Las pesadillas conectan e interrelacionan de un modo inexplicable, tortuoso y arcano, los lances y vicisitudes de los personajes masculinos -Guzmán sueña con un médico que lo amenaza con un bisturí; Doc, con un moreno bajito al que intimida con ese mismo instrumento-, como también el hecho de que todos hayan coincidido alguna vez con Jacziri Yanet: Cruz la dejó embarazada en Monterrey, el doctor Moses la conoció cuando, ya encinta, trabajaba como prostituta en un burdel de Ciudad Acuña, y Guzmán se acostó con ella cuando ya había vendido a su hija y trabajaba de mesera en Laredo. Asimismo las distintas historias se cruzan e intersectan, sin llegar a converger, en virtud de otros motivos -objetos y recurrencias temáticas- que subrayan la idea de fatalidad; así el celular de Almanza, que no deja de sonar mientras Guzmán mantiene relaciones sexuales con Yanet, o las botas de color gris terroso que, hurtadas a las piernas inertes de Cruz, golpearán el rostro del Mayor. Estas relaciones las restituye el lector atento al volver sobre un texto donde abunda la elipsis y el detalle efectista. Por otra parte, los personajes se desplazan mentalmente hacia el pasado -véase la virtuosa transición, inopinado flash-back, de Ángela recorriendo con la mirada la cenefa de la cocina de sus padres y remontándose a los días de la infancia- y hacia un  futuro maldito y deformado, entrevisto en alucinaciones de duermevela y avalado por la violencia estructural.

El machismo, una de las variantes de la violencia, lo penetra todo y está tematizado en el capítulo “Mariana”. Los hermanos de Ángela, que consumen pornografía de modo compulsivo y piensan en las mujeres como meros objetos llenos de orificios, son incapaces, ya no de respetar, sino tan siquiera de asimilar el hecho de que una mujer pueda agenciar su propio deseo. Mariana, que esperaba encontrarse y seducir a Guzmán en la fiesta de cumpleaños que Ángela le había preparado, acaba experimentando, en manos de los dos hermanos de ésta, “el gargajo húmedo y poroso de la humillación”, y al final, según parece, será brutalmente asesinada. Este episodio plasma de modo paradigmático y clarividente cómo, en una sociedad enfermiza y radicalmente misógina, una mujer que reclama mayor libertad sexual puede acabar abocada a la autodestrucción, pues el modelo según el que se ha forjado es inoperante en un contexto que la cosifica.

Es de destacar el fraseo rítmico de una prosa que, acogiendo en su seno toda la impureza y la sordidez de la vida, ofrece imágenes tan crudas como fulgurantes: “El viento se afiló tras una curva”; “Todos sus poros se abrieron e incendiaron como si estuvieran lijándole el cuerpo”. La gran baza de la novela, además del lenguaje, es la potencialidad enigmática de los vínculos que anudan a los personajes, el magma oscuro del inconsciente -“Una voz  de mujer gemía dentro de su cabeza como arrastrándose por el suelo de una caverna forrada de óxido”- que construye un mundo paralelo mucho más fascinante que la vida real.
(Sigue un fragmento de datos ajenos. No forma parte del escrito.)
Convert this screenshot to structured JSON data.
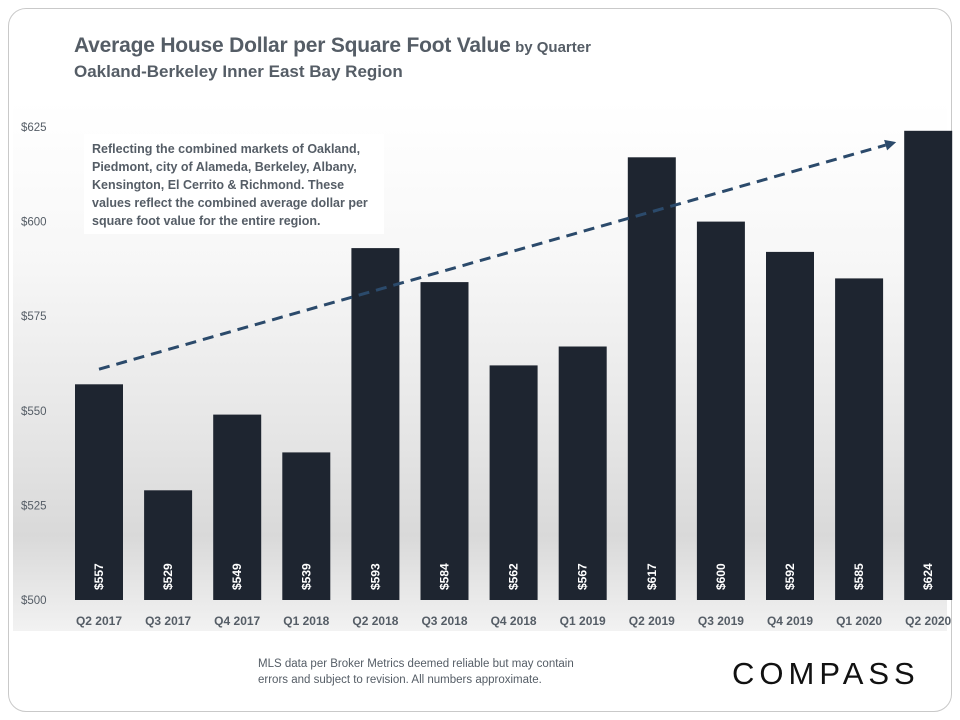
{
  "header": {
    "title": "Average House Dollar per Square Foot Value",
    "title_suffix": "by Quarter",
    "subtitle": "Oakland-Berkeley  Inner East Bay Region"
  },
  "annotation": {
    "text": "Reflecting the combined markets of Oakland, Piedmont, city of Alameda, Berkeley, Albany, Kensington, El Cerrito & Richmond. These values reflect the combined average dollar per square foot value for the entire region."
  },
  "footer": {
    "note_line1": "MLS data per Broker Metrics  deemed reliable but may contain",
    "note_line2": "errors and subject to revision. All numbers approximate.",
    "logo": "COMPASS"
  },
  "colors": {
    "bar": "#1e2530",
    "bar_label": "#ffffff",
    "text": "#555d66",
    "trend": "#2b4a6b"
  },
  "chart_data": {
    "type": "bar",
    "categories": [
      "Q2 2017",
      "Q3 2017",
      "Q4 2017",
      "Q1 2018",
      "Q2 2018",
      "Q3 2018",
      "Q4 2018",
      "Q1 2019",
      "Q2 2019",
      "Q3 2019",
      "Q4 2019",
      "Q1 2020",
      "Q2 2020"
    ],
    "values": [
      557,
      529,
      549,
      539,
      593,
      584,
      562,
      567,
      617,
      600,
      592,
      585,
      624
    ],
    "value_labels": [
      "$557",
      "$529",
      "$549",
      "$539",
      "$593",
      "$584",
      "$562",
      "$567",
      "$617",
      "$600",
      "$592",
      "$585",
      "$624"
    ],
    "ylim": [
      500,
      625
    ],
    "yticks": [
      500,
      525,
      550,
      575,
      600,
      625
    ],
    "ytick_labels": [
      "$500",
      "$525",
      "$550",
      "$575",
      "$600",
      "$625"
    ],
    "grid": false,
    "trend_line": {
      "style": "dashed-arrow",
      "start": [
        "Q2 2017",
        561
      ],
      "end": [
        "Q2 2020",
        621
      ]
    }
  }
}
Más que tratar de elucidar el sustrato de verdad que subyace a los trances visionarios de los personajes, el lector de Un mundo infiel desea dejarse llevar por la sugestión de una atmósfera que delata una violencia impune, una crueldad extasiada. El mundo es infiel porque las versiones de los hechos resultan imprecisas, incluso crípticas, y los hombres se revelan incapaces de comprender o traducir los motivos profundos que los empujan y enardecen.

Ana Prieto Nadal

Ana Prieto Nadal es licenciada en Filología Clásica (UB) y Doctora en Filología Hispánica (UNED), y está especializada en el estudio del teatro contemporáneo. Como escritora, obtuvo el premio Ojo Crítico por su novela 'La matriz y la sombra' (Acantilado, 2002) y tiene relatos publicados en la revista 'Granta en español', 'El silencio en boca de todos' (Emecé Editores, 2004) y en la antología 'Todo un placer' (Berenice, 2005); también participó en el proyecto europeo Scritture Giovani 2006. En la actualidad, es miembro del Grupo de Investigación del SELITEN@T y compagina la investigación literaria y teatral con la docencia de lenguas clásicas. Ha colaborado en revistas especializadas como 'Acotaciones', 'Anagnórisis', 'Don Galán', 'Pasavento', 'Signa' y 'Tropelías', entre otras, y ejerce la crítica literaria en 'Quimera' y 'Revista de Letras'.